Personal information
- Full name: Fábio Ramos Magalhães
- Born: 12 March 1988 (age 37) Lisbon, Portugal
- Nationality: Portuguese
- Height: 1.94 m (6 ft 4 in)
- Playing position: Left back

Club information
- Current club: ABC Braga
- Number: 88

Senior clubs
- Years: Team
- 2005–2009: ABC Braga
- 2009–2016: Sporting CP
- 2016–2017: Madeira SAD
- 2017–2018: Chartres
- 2018–2025: FC Porto

National team ^{1}
- Years: Team / Apps / (Gls)
- 2006-: Portugal / 194 / (363)

= Fábio Magalhães =

Portuguese handball player (born 1988)

Fábio Ramos Magalhães (/pt/; born 12 March 1988) is a Portuguese handball player for ABC Braga (handball) and the Portuguese national team.

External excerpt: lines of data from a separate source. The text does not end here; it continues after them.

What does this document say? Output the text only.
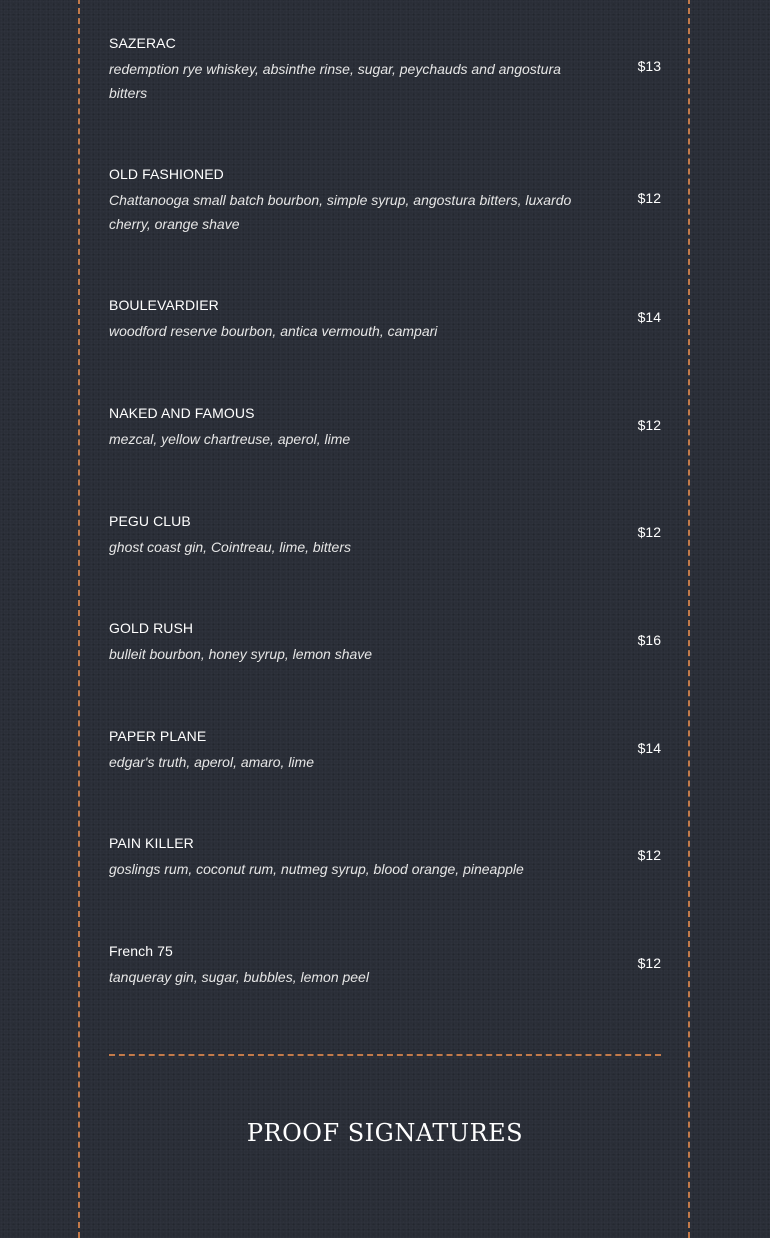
SAZERAC
redemption rye whiskey, absinthe rinse, sugar, peychauds and angostura bitters
$13
OLD FASHIONED
Chattanooga small batch bourbon, simple syrup, angostura bitters, luxardo cherry, orange shave
$12
BOULEVARDIER
woodford reserve bourbon, antica vermouth, campari
$14
NAKED AND FAMOUS
mezcal, yellow chartreuse, aperol, lime
$12
PEGU CLUB
ghost coast gin, Cointreau, lime, bitters
$12
GOLD RUSH
bulleit bourbon, honey syrup, lemon shave
$16
PAPER PLANE
edgar's truth, aperol, amaro, lime
$14
PAIN KILLER
goslings rum, coconut rum, nutmeg syrup, blood orange, pineapple
$12
French 75
tanqueray gin, sugar, bubbles, lemon peel
$12
PROOF SIGNATURES
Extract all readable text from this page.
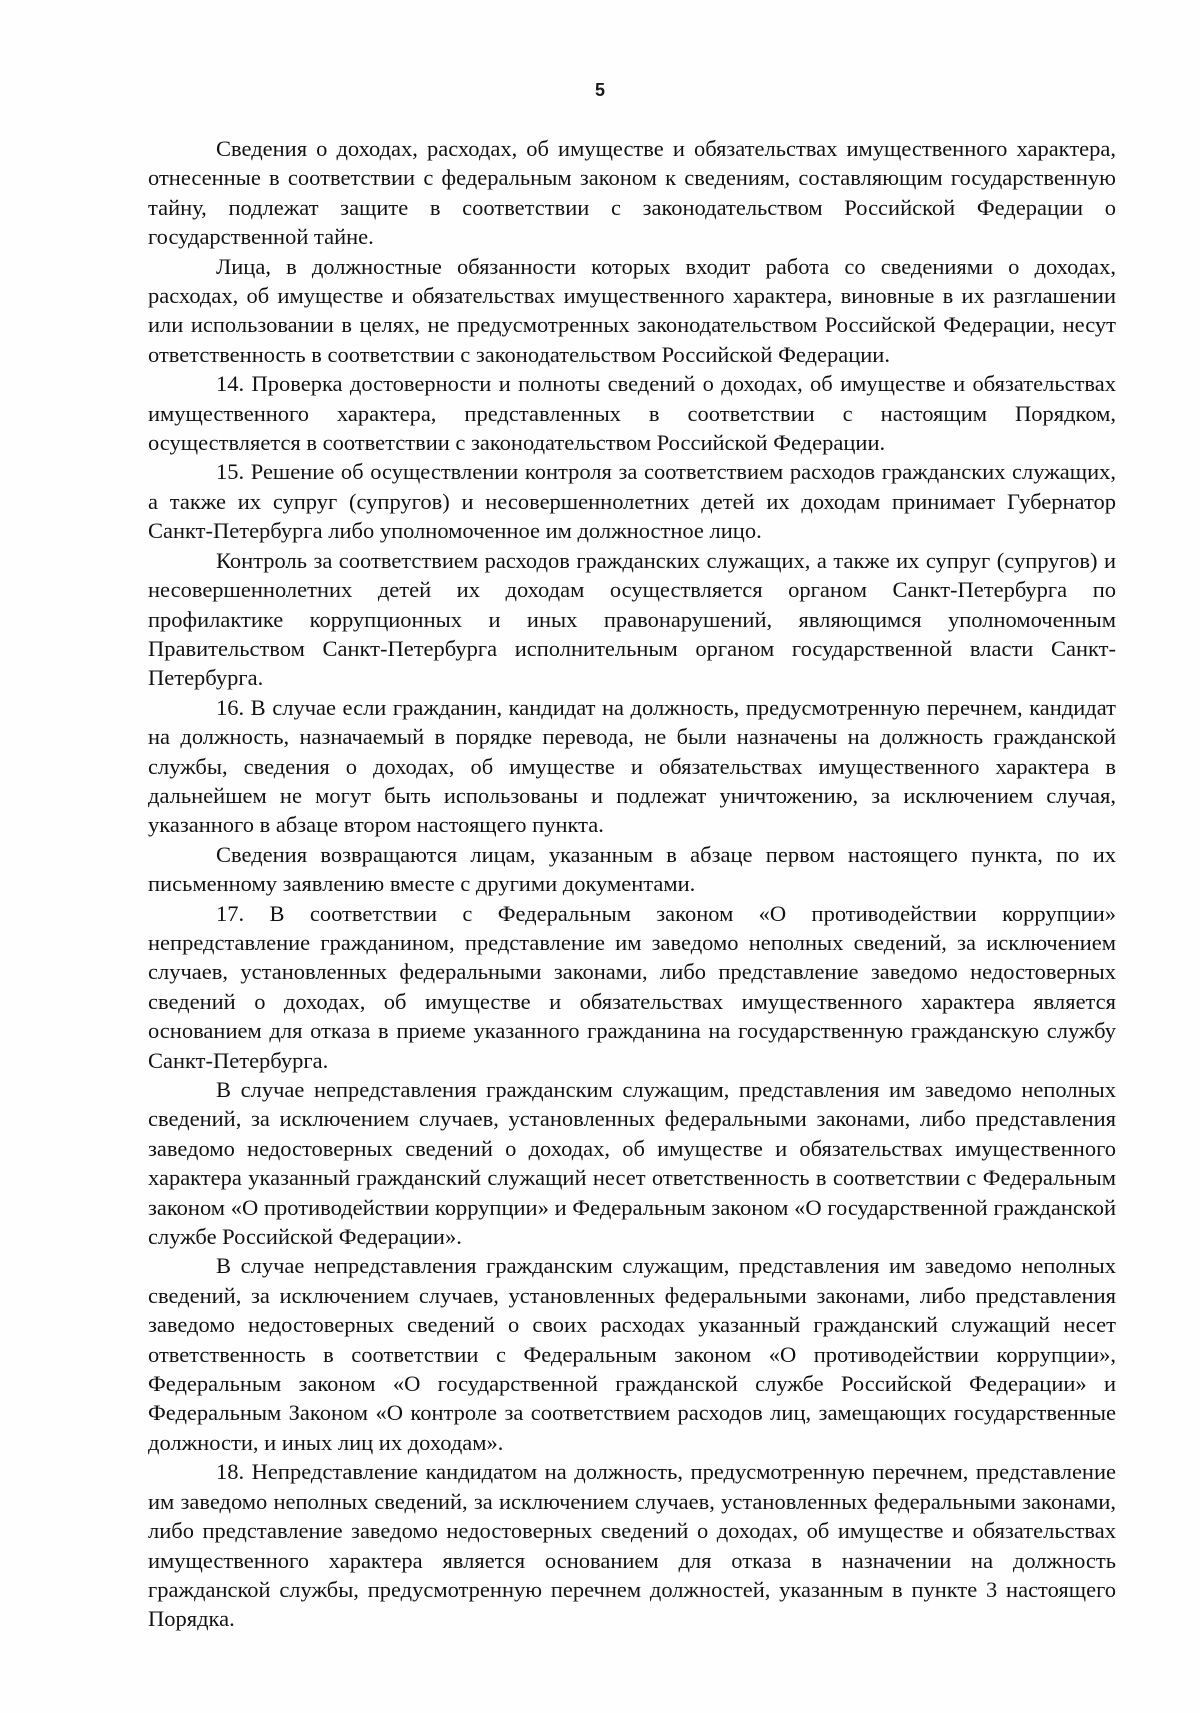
5

Сведения о доходах, расходах, об имуществе и обязательствах имущественного характера, отнесенные в соответствии с федеральным законом к сведениям, составляющим государственную тайну, подлежат защите в соответствии с законодательством Российской Федерации о государственной тайне.

Лица, в должностные обязанности которых входит работа со сведениями о доходах, расходах, об имуществе и обязательствах имущественного характера, виновные в их разглашении или использовании в целях, не предусмотренных законодательством Российской Федерации, несут ответственность в соответствии с законодательством Российской Федерации.

14. Проверка достоверности и полноты сведений о доходах, об имуществе и обязательствах имущественного характера, представленных в соответствии с настоящим Порядком, осуществляется в соответствии с законодательством Российской Федерации.

15. Решение об осуществлении контроля за соответствием расходов гражданских служащих, а также их супруг (супругов) и несовершеннолетних детей их доходам принимает Губернатор Санкт-Петербурга либо уполномоченное им должностное лицо.

Контроль за соответствием расходов гражданских служащих, а также их супруг (супругов) и несовершеннолетних детей их доходам осуществляется органом Санкт-Петербурга по профилактике коррупционных и иных правонарушений, являющимся уполномоченным Правительством Санкт-Петербурга исполнительным органом государственной власти Санкт-Петербурга.

16. В случае если гражданин, кандидат на должность, предусмотренную перечнем, кандидат на должность, назначаемый в порядке перевода, не были назначены на должность гражданской службы, сведения о доходах, об имуществе и обязательствах имущественного характера в дальнейшем не могут быть использованы и подлежат уничтожению, за исключением случая, указанного в абзаце втором настоящего пункта.

Сведения возвращаются лицам, указанным в абзаце первом настоящего пункта, по их письменному заявлению вместе с другими документами.

17. В соответствии с Федеральным законом «О противодействии коррупции» непредставление гражданином, представление им заведомо неполных сведений, за исключением случаев, установленных федеральными законами, либо представление заведомо недостоверных сведений о доходах, об имуществе и обязательствах имущественного характера является основанием для отказа в приеме указанного гражданина на государственную гражданскую службу Санкт-Петербурга.

В случае непредставления гражданским служащим, представления им заведомо неполных сведений, за исключением случаев, установленных федеральными законами, либо представления заведомо недостоверных сведений о доходах, об имуществе и обязательствах имущественного характера указанный гражданский служащий несет ответственность в соответствии с Федеральным законом «О противодействии коррупции» и Федеральным законом «О государственной гражданской службе Российской Федерации».

В случае непредставления гражданским служащим, представления им заведомо неполных сведений, за исключением случаев, установленных федеральными законами, либо представления заведомо недостоверных сведений о своих расходах указанный гражданский служащий несет ответственность в соответствии с Федеральным законом «О противодействии коррупции», Федеральным законом «О государственной гражданской службе Российской Федерации» и Федеральным Законом «О контроле за соответствием расходов лиц, замещающих государственные должности, и иных лиц их доходам».

18. Непредставление кандидатом на должность, предусмотренную перечнем, представление им заведомо неполных сведений, за исключением случаев, установленных федеральными законами, либо представление заведомо недостоверных сведений о доходах, об имуществе и обязательствах имущественного характера является основанием для отказа в назначении на должность гражданской службы, предусмотренную перечнем должностей, указанным в пункте 3 настоящего Порядка.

He represented Portugal at the 2020 European Men's Handball Championship. In 2025 he was part of the Portugal team that reached the semifinals of the World Championship for the first time in history. They lost the semifinals to Denmark and the third place playoff to France. At the 2026 European Men's Handball Championship he was part of the Portugal team that got 5th place, their best ever finish at a European Championship.